Um caso que se tornou emblemático de seu início de gestão foi a demissão de um médico acusado de não comparecer ao trabalho. Como é que você deu esse fato?
Olha, esse fato, ele correu o Brasil. Foi quando eu demiti um suposto médico fantasma que respondia no Ministério Público, que tinha uma sindicância aberta na prefeitura, mas ninguém tinha tomado providência. Eu disse que esse médico não trabalharia na minha gestão e que a minha equipe, que é a gestora de saúde, não iria mais convocar esse médico. Para minha surpresa, ele apareceu sem ter sido convocado e eu fui pesso almente para demitir esse médico e dizer que a partir da minha gestão isso não aconteceria mais. Agora, a sindicância da prefeitura foi finalizada e se apurou um rombo que eles deram na saúde, porque eles diziam que dava plantões, recebia pelos plantões e nunca apareceram.
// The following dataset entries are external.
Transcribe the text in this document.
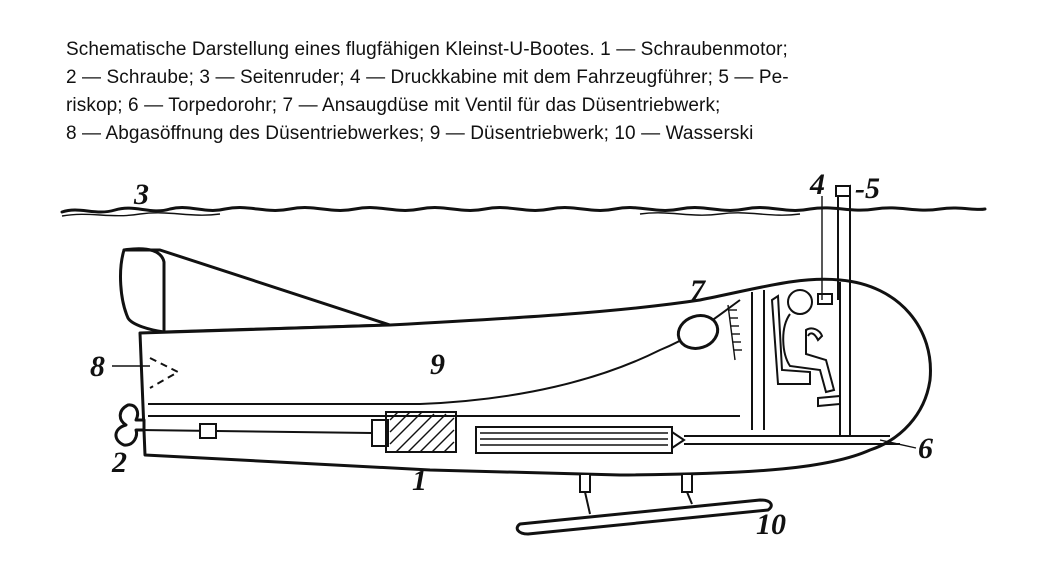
Schematische Darstellung eines flugfähigen Kleinst-U-Bootes. 1 — Schraubenmotor;
2 — Schraube; 3 — Seitenruder; 4 — Druckkabine mit dem Fahrzeugführer; 5 — Pe-
riskop; 6 — Torpedorohr; 7 — Ansaugdüse mit Ventil für das Düsentriebwerk;
8 — Abgasöffnung des Düsentriebwerkes; 9 — Düsentriebwerk; 10 — Wasserski
3	4 -5
7
8	9
2
1
6
10
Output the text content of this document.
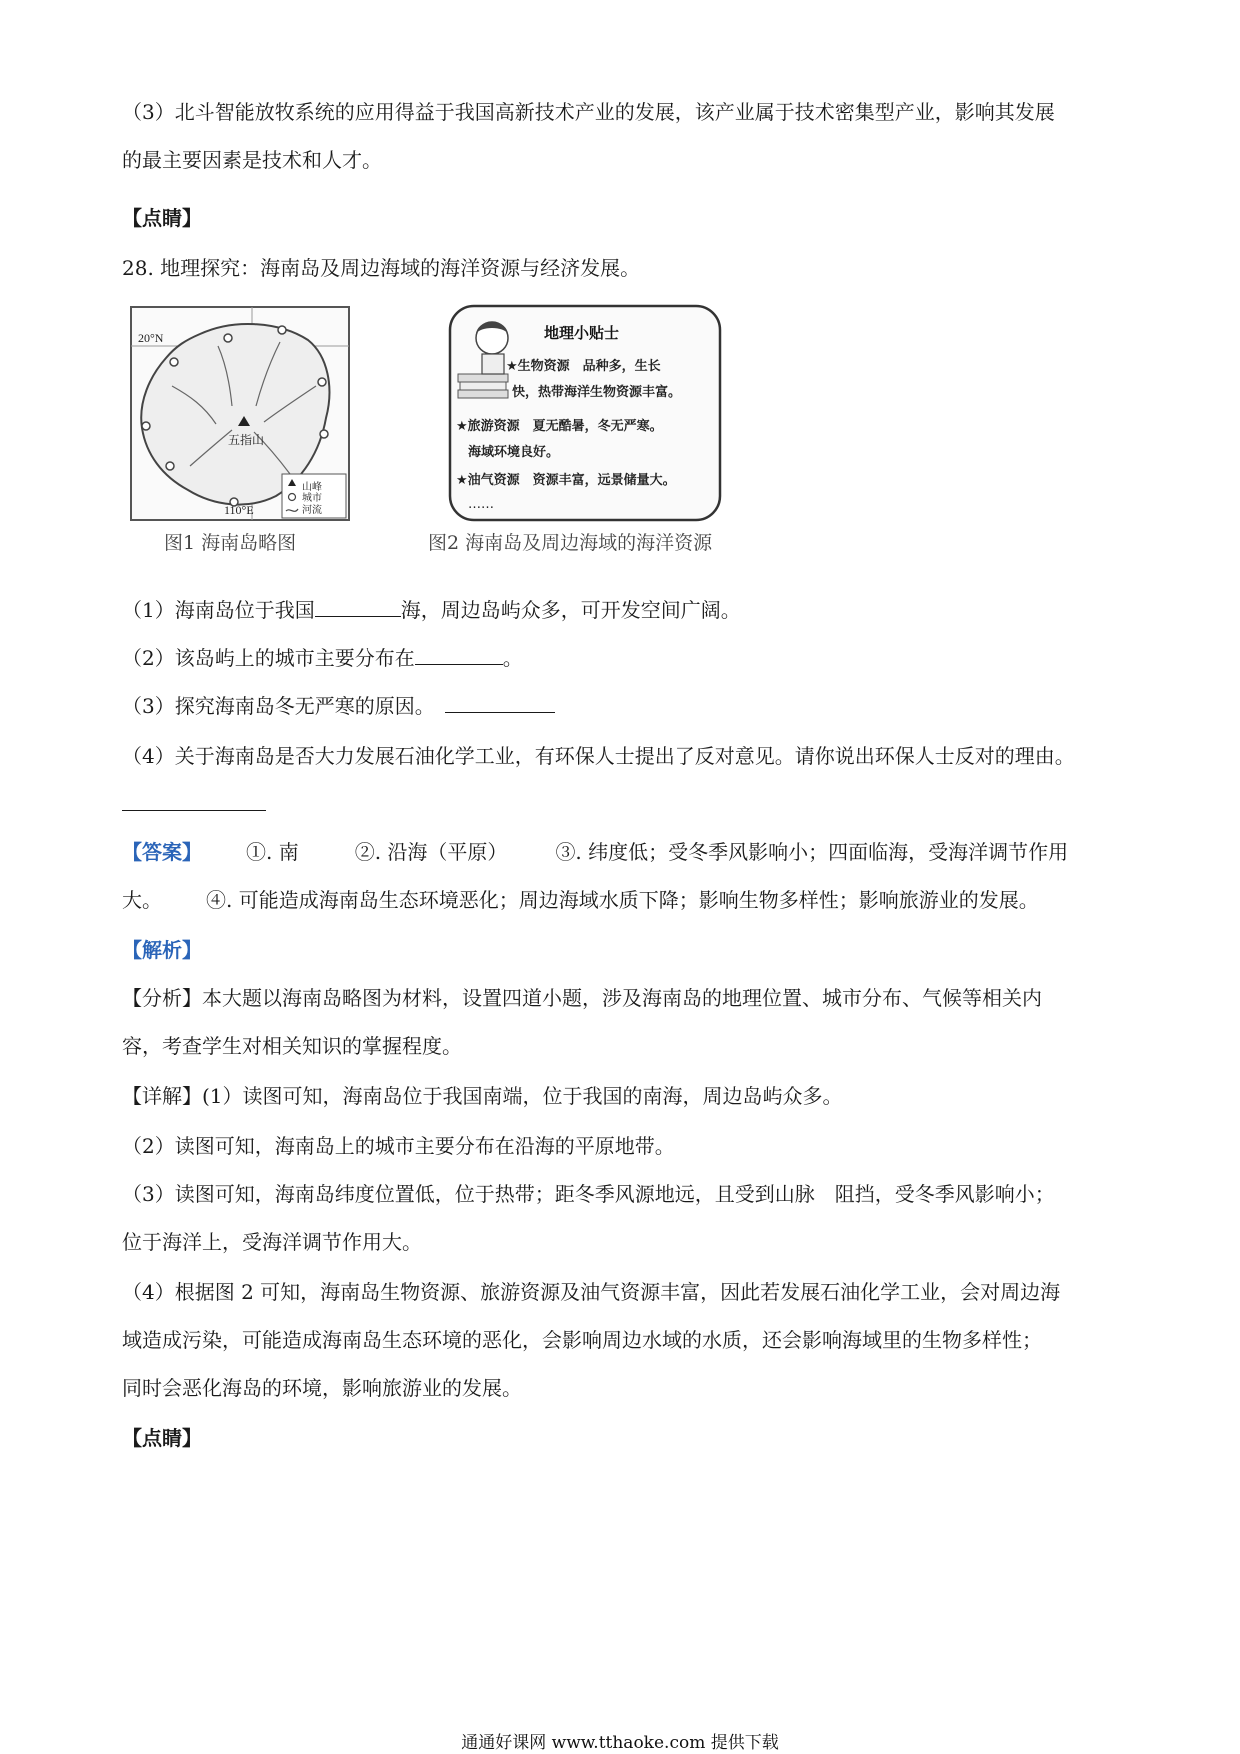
（3）北斗智能放牧系统的应用得益于我国高新技术产业的发展，该产业属于技术密集型产业，影响其发展
的最主要因素是技术和人才。
【点睛】
28. 地理探究：海南岛及周边海域的海洋资源与经济发展。
20°N
110°E
五指山
山峰
城市
河流
图1 海南岛略图
地理小贴士
★生物资源　品种多，生长
快，热带海洋生物资源丰富。
★旅游资源　夏无酷暑，冬无严寒。
海域环境良好。
★油气资源　资源丰富，远景储量大。
……
图2 海南岛及周边海域的海洋资源
（1）海南岛位于我国	海，周边岛屿众多，可开发空间广阔。
（2）该岛屿上的城市主要分布在	。
（3）探究海南岛冬无严寒的原因。
（4）关于海南岛是否大力发展石油化学工业，有环保人士提出了反对意见。请你说出环保人士反对的理由。
【答案】 ①. 南	②. 沿海（平原） ③. 纬度低；受冬季风影响小；四面临海，受海洋调节作用
大。 ④. 可能造成海南岛生态环境恶化；周边海域水质下降；影响生物多样性；影响旅游业的发展。
【解析】
【分析】本大题以海南岛略图为材料，设置四道小题，涉及海南岛的地理位置、城市分布、气候等相关内
容，考查学生对相关知识的掌握程度。
【详解】(1）读图可知，海南岛位于我国南端，位于我国的南海，周边岛屿众多。
（2）读图可知，海南岛上的城市主要分布在沿海的平原地带。
（3）读图可知，海南岛纬度位置低，位于热带；距冬季风源地远，且受到山脉　阻挡，受冬季风影响小；
位于海洋上，受海洋调节作用大。
（4）根据图 2 可知，海南岛生物资源、旅游资源及油气资源丰富，因此若发展石油化学工业，会对周边海
域造成污染，可能造成海南岛生态环境的恶化，会影响周边水域的水质，还会影响海域里的生物多样性；
同时会恶化海岛的环境，影响旅游业的发展。
【点睛】
通通好课网 www.tthaoke.com 提供下载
Eu não tenho compromisso com o erro, do mesmo jeito que o médico, aquela época que o suposto médico fantasma foi mandado embora por mim, hoje a própria prefeitura, o próprio município confirma que não se tratava de um suposto médico fantasma e sim de um verdadeiro médico fantasma. E mais, a prefeitura tem feito uma apuração que pode ser que haja outros médicos envolvidos. Porque nós estamos em 2025 e eu acredito que esse tipo de situação não deveria mais fazer parte do nosso cotidiano, e se fizer não deve ser corroborada por nenhuma autoridade, seja prefeito, seja governador, seja presidente, quando descobrir, tem que tomar atitude. Porque quem paga por isso é o povo. E pior, quem é punido por isso é o povo lá na ponta, que mais precisa. As pessoas precisam de médicos, de prefeitos, de vereadores e de secretários, de qualquer autoridade que seja constituída pelo povo ou pela sua profissão, que tenha compromisso com as pessoas e com o seu compromisso de vida profissional. Infelizmente, esse médico não representa os verdadeiros médicos que nós temos em Valinhos que cuidam da população. Eu diria que essa é uma atitude isolada, não pode ser condenatória para todos os demais que prestam um excelente trabalho.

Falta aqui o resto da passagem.